В мае сорок второго года его, называемого еще политруком, отправил с передовой в тыл к своим командир полка с важным донесением. Дело в том, что полковые разведчики обнаружили неожиданное скопление тяжелых танков, «тигров», на всем протяжении линии обороны полка. А когда он, проплутав по военным дорогам два неполных дня, наконец, попал в штаб дивизии, то узнал, что почти весь его полк полег в безумной танковой атаке. Людей просто перемололо в земельно-кровавую массу, а технику в стальное крошево. Перед тем немцы целый час ровняли русские позиции из тяжелых орудий. Крохина гневно тряс за отворот шинели особист и размахивал перед ним промокшим под дождем и снегом тем самым донесением, в котором, как оказалось, командир полка просил срочно прислать подкрепление в виде двух десятков самоходок, расчетов бронебойщиков да прикрыть полк хоть немного с воздуха истребительной авиацией. И еще требовались снаряды для своих батарей и противотанковые гранаты, которых в полку за предыдущие бои почти не осталось. Если бы Крохин поторопился, если бы не проспал, измученный, пять часов в будке обходчицы в десяти километрах от штаба дивизии, полк был бы жив. Чуть не отдали под трибунал. Но кто-то из командования решил, что это было бы несправедливо: политрук не оставлял позиции самостоятельно, а выполнил приказ комполка. Кроме того, штаб дивизии за это время успел оттянуться на пятнадцать километров в тыл и потерял управление войсками на целые сутки.

Но Крохину этого все равно не забыли, и когда в конце следующего года пришла срочная разнарядка на замещение убывшего по причине гибели в бою ротного агитатора в штрафном хозяйстве капитана Безродного, тот же особист, криво усмехаясь, вручил ему предписание. Да еще процедил сквозь зубы:

– Гляди, агитатор, не проплутай сызнова, а то…не в постоянный, а в переменный состав пойдешь.

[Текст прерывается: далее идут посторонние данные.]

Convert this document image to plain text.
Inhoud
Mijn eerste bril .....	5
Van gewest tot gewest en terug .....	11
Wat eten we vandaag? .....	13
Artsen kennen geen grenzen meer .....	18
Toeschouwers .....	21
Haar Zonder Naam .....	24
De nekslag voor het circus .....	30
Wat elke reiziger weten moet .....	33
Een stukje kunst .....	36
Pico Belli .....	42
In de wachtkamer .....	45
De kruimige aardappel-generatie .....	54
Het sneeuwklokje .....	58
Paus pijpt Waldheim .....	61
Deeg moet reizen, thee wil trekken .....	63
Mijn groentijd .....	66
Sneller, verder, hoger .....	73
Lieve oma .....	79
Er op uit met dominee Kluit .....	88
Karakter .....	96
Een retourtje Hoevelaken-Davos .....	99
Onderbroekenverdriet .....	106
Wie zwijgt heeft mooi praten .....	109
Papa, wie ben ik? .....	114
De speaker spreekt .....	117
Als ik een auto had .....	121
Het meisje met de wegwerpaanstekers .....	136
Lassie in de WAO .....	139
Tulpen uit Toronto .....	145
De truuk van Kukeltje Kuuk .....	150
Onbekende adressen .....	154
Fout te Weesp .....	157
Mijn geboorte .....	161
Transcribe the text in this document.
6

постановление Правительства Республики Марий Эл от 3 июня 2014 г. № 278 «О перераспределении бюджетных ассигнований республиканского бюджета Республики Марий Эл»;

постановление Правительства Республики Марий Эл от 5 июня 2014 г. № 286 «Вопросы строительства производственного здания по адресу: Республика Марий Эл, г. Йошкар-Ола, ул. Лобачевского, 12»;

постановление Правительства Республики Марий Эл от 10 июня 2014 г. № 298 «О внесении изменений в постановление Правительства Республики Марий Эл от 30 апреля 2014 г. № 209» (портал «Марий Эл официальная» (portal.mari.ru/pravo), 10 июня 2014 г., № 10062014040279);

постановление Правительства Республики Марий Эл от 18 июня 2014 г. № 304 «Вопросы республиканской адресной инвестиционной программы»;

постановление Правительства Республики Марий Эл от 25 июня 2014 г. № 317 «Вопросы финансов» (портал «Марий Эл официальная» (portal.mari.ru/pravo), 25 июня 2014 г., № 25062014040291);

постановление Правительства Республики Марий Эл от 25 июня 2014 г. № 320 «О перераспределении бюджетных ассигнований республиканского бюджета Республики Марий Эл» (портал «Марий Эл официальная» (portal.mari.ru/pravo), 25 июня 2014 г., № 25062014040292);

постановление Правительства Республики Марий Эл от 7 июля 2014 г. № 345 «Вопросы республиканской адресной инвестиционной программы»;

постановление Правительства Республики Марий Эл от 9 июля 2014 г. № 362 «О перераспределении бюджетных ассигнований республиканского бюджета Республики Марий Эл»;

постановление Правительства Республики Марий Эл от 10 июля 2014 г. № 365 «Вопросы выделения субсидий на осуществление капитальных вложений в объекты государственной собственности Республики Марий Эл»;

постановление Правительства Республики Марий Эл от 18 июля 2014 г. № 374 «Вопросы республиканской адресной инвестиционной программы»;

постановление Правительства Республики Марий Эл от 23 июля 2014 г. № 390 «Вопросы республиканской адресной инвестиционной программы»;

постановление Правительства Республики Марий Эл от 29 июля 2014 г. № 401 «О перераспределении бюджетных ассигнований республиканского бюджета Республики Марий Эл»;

Увидев фабулу дела в приговоре Тарасова, он подумал, что и с ним, возможно, что-то подобное случилось, но здесь, в своих штрафных политвладениях, хлыстом и шпорой мог быть только он. А Тарасов, несмотря на его рост и силу, не показался Крохину опасным типом. Он некоторое время понаблюдал за ним со стороны, у полевой кухни, и понял, что этот увалень вообще-то по природе тихоня и, хоть в приговоре назывался дезертиром, в действительности был обыкновенным исполнительным и умелым солдатом. А такие в упор не стреляют и за словесные оскорбления смертью не мстят. Таким, чтобы их вывести из себя, нужно сделать гораздо большее. Их нужно поставить на тонкую, острую грань между жизнью и смертью или же совершить такое громадное зло, которое единственное способно превратить терпеливого солдата в упрямого мстителя, глубоко убежденного в великой святости своей мести.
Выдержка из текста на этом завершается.